Dielectric response and Cole–Cole plot analysis for (Zn0.91Mn0.03Co0.06O)x/Cu0.5Tl0.5Ba2Ca2Cu3O10-δ diluted magnetic semiconductor/superconductor composites

Abstract

Adding nanoparticles (NPs) inclusions in the superconducting matrix is usually a very effective way to improve many of the high temperature superconductors (HTS) critical parameters. In this study, the influence of adding Zn0.91Mn0.03Co0.06O NPs on the superconducting and the dielectric properties of Cu0.5Tl0.5Ba2Ca2Cu3O10-δ, CuTl-1223, superconducting phase was investigated. The wet chemical Co-precipitation method was employed to prepare Zn0.91Mn0.03Co0.06O NPs. Four samples of type (Zn0.91Mn0.03Co0.06O)x/CuTl-1223, with x = 0.00, 0.02, 0.06 and 0.10 wt. %, were prepared by the standard solid state reaction technique. XRD results indicated that the samples possess single phase of CuTl-1223 with tetragonal structure and that the addition of Zn0.91Mn0.03Co0.06O did not modify the structure of the phase.
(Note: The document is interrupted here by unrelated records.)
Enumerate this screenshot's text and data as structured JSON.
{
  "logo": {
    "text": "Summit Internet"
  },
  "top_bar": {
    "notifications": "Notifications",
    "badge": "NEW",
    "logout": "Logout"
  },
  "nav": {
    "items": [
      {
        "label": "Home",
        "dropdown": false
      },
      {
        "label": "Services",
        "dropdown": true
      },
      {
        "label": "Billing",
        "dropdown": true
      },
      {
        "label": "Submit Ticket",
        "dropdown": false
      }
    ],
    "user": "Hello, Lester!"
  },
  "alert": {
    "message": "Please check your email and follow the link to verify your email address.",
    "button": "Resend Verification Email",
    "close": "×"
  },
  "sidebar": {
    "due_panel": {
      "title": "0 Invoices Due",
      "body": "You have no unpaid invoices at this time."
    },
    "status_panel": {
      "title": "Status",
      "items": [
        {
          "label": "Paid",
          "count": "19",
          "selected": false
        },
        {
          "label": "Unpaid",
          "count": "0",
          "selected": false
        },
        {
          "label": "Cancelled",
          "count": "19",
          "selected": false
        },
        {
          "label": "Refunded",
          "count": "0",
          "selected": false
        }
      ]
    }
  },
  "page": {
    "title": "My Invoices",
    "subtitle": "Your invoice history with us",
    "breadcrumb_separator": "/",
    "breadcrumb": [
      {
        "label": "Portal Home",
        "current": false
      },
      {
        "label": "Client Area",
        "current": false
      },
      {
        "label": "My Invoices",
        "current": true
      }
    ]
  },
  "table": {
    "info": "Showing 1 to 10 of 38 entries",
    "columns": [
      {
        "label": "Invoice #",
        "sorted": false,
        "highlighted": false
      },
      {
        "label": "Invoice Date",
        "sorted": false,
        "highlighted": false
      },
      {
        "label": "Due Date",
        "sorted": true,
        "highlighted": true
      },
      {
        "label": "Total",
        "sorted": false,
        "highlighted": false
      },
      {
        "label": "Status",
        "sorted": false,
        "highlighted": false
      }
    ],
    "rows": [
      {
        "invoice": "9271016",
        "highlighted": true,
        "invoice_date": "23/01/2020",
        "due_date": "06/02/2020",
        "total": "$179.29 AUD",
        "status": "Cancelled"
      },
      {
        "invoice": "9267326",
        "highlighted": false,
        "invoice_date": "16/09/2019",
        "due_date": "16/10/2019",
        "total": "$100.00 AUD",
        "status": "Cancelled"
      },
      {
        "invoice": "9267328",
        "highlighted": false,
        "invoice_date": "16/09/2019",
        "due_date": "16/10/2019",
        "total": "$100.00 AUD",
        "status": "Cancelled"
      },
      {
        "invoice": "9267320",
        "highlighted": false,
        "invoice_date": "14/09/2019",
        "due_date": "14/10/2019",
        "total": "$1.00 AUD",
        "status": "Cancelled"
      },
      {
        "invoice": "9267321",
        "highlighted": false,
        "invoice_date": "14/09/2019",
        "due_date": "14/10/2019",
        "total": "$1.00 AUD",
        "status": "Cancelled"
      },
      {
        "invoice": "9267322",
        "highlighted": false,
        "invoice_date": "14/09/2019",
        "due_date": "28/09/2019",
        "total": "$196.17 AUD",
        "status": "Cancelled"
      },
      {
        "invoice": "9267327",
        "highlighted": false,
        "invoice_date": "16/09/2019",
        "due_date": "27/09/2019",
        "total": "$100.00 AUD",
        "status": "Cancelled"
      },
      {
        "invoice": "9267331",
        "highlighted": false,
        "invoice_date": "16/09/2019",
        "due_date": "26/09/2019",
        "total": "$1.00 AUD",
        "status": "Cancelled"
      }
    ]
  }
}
SEM micrographs showed apparent suppression of voids in CuTl-1223 samples after Zn0.91Mn0.03Co0.06O addition. Moreover, the randomly oriented plate-like morphology of the samples is reduced with NPs inclusions and transferred in to well-connected spherical grains. The electrical resistivity measurements showed that addition of Zn0.91Mn0.03Co0.06O NPs in minor content (x = 0.02 wt. %) enhances the superconducting transition temperature (Tc) of CuTl-1223 phase to 124.5 K. Moreover, the suppression in Tc for x > 0.02 wt. % was attributed to ferromagnetic nature of Zn0.91Mn0.03Co0.06O NPs that will initiate Cooper pair breaking. The real and imaginary dielectric constants (e' and e''), dissipation factor (tan Δ) and ac conductivity (σac) were investigated as a function of frequency (102–106 Hz) and NPs addition at room temperature. The results clarified that all these dielectric parameters were strongly dependent on both frequency and NPs addition and that the samples possess colossal dielectric constants with low dissipations in the low frequency regime. Cole–Cole plot of the complex permittivity was investigated for the prepared samples. With the aid of Cole–Cole plot, the static dielectric constant (es), optical dielectric constant (e∞), distribution parameter (α), mean relaxation time (τo) and molecular relaxation time (τ) were estimated as function of NP content.